The text, signed by the official inspector Ricardo Antonio Clérici, of the San Martín delegation of the Secretariat of Intelligence of the Buenos Aires Police, exposes the possibility  of “popular demonstrations against the Government”, the distribution of “Pamphelts and brochures” to “journalists and sports delegations” to “influence” their concept of the country and the broadcasting “of the so-called Radio Liberation”.

In previous months of the ’78 World Cup the intelligence agents were following closely the track that interferences in the radio and television signals could occur. The reports of the Intelligence Directorate of the Police assured that the organizations had “a team of national technicians” and “means brought from abroad” to “intercept the transmitting waves” of the systems installed in the stations of “Balcarce (as vital center of the satellite route), Pacheco (as a radio communication node) and Don Bosco (as a relay station)”.

The archives reflect a great display: they speak of the existence of supposed “specialized personnel belonging to  Entel, Encotel and the Undersecretary of Communications"; of “infiltrated elements” who tried to obtain information from “the technical networks of the subsectors of Mar del Plata, Rosario, Córdoba and Mendoza”; and they even go as far as to say that the plan contemplated “the possibility of intercepting the transmitting waves from a station mounted on a vessel located at a convenient distance from the Argentine coast or in a land mobile unit”.

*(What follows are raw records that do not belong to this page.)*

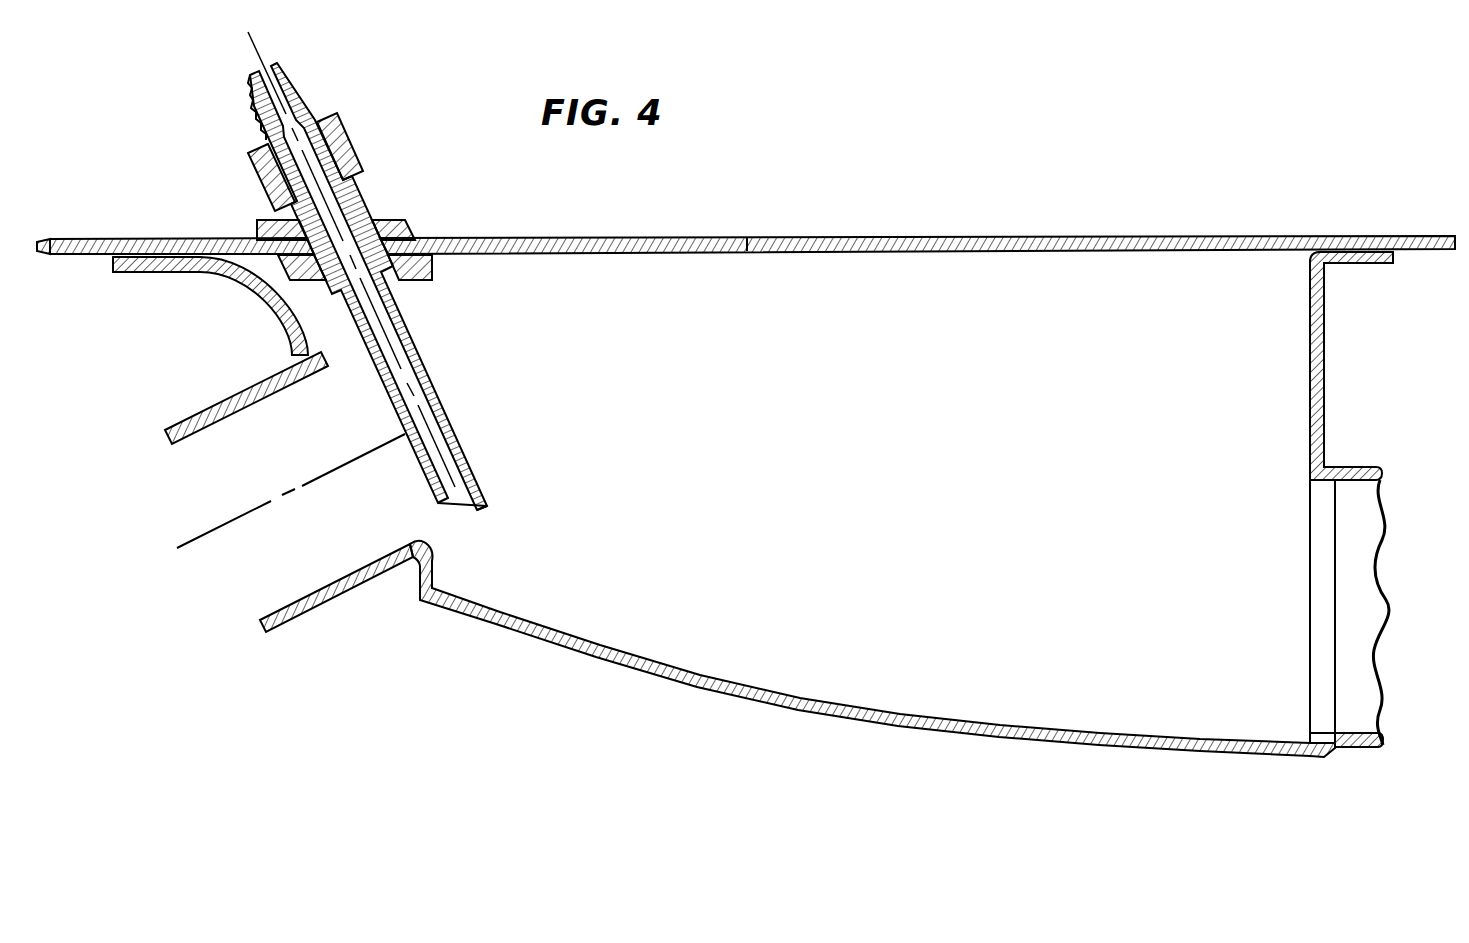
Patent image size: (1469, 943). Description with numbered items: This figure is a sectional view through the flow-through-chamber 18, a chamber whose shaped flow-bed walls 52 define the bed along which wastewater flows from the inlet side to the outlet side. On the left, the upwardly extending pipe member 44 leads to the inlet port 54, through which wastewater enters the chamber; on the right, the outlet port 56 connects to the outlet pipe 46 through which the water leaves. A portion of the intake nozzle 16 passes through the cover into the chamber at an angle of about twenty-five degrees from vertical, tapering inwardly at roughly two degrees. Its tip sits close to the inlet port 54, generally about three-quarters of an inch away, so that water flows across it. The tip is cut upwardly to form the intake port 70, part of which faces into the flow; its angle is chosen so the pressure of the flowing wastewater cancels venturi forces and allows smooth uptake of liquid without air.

The intake nozzle 16 is at (447, 380).
The flow-through-chamber 18 is at (1127, 388).
The upwardly extending pipe member 44 is at (240, 390).
The outlet pipe 46 is at (1385, 515).
The flow-bed walls 52 is at (917, 712).
The inlet port 54 is at (395, 478).
The outlet port 56 is at (1320, 567).
The intake port 70 is at (462, 512).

The operations of Montoneros were much more precarious and artisanal. Mario Firmenich had recorded a tape of about ten minutes, which began with a fragment of the Peronist march followed by an extensive speech. The audio was heard for the first time in the downtown area of ​​La Plata, by the signal of Channel 13, at the beginning of the transmission of the Argentina-France match, and eight days later on Channel 10 of Mar del Plata, at the end of the first half of Argentina-Poland.

As it became known later, the first interference was made from a room on the fifth floor of the Hotel “La Plata”, with an antenna built with aluminum rods and a transmitter powered by a Ford Falcon battery. The second, with a similar system, from a department on the sixth floor of Simón Bolivar Street 3259, just eight blocks from the studios of Channel 10 of Mar del Plata.

The resources deployed by the Intelligence Services didn´t anticipate this type of actions and, on the contrary, they focused on unusual and unrealistic issues... such as the possible entry into the country of “Cuban, Japanese and Arab subversive delinquents” that would come from Chile with false passports to sabotage the World Cup; or the arrival of “international narcs” who would bring drugs to “deteriorate the image” of Argentina; or the “3000 or 5000 dollars” supposedly paid to each foreign journalist “for every note, however insignificant, in which references are made to abuses of authority” or where human rights violations were found.

The spies work didn´t anticipate some situations that could have caused a much greater impact on people neither. The internal communications of the Buenos Aires Police show the delayed reaction of the agents who didn´t manage to avoid the impact of an RPG7 rocket on one of the walls of the House of Government or other 17 on the buildings of Battalion 601, the Superior School of Mechanics of the Navy, the Superior School of War, the School of Police and the Commissary 43, among other venues that were attacked surprisingly.

The operatives were considered “successful” by the Montoneros leadership, although the impact they achieved was practically the opposite of what they believed. Not a single line appeared in the national media as a result of the informational siege that the military maintained. So much so that nobody realized that the Argentine flag that was hung for several hours in one of the sectors of the Casa Rosada had nothing to do with the celebrations, but that it was a screen to hide the damage that the RPG7 rocket had left on the wall while the workers replenished the cement.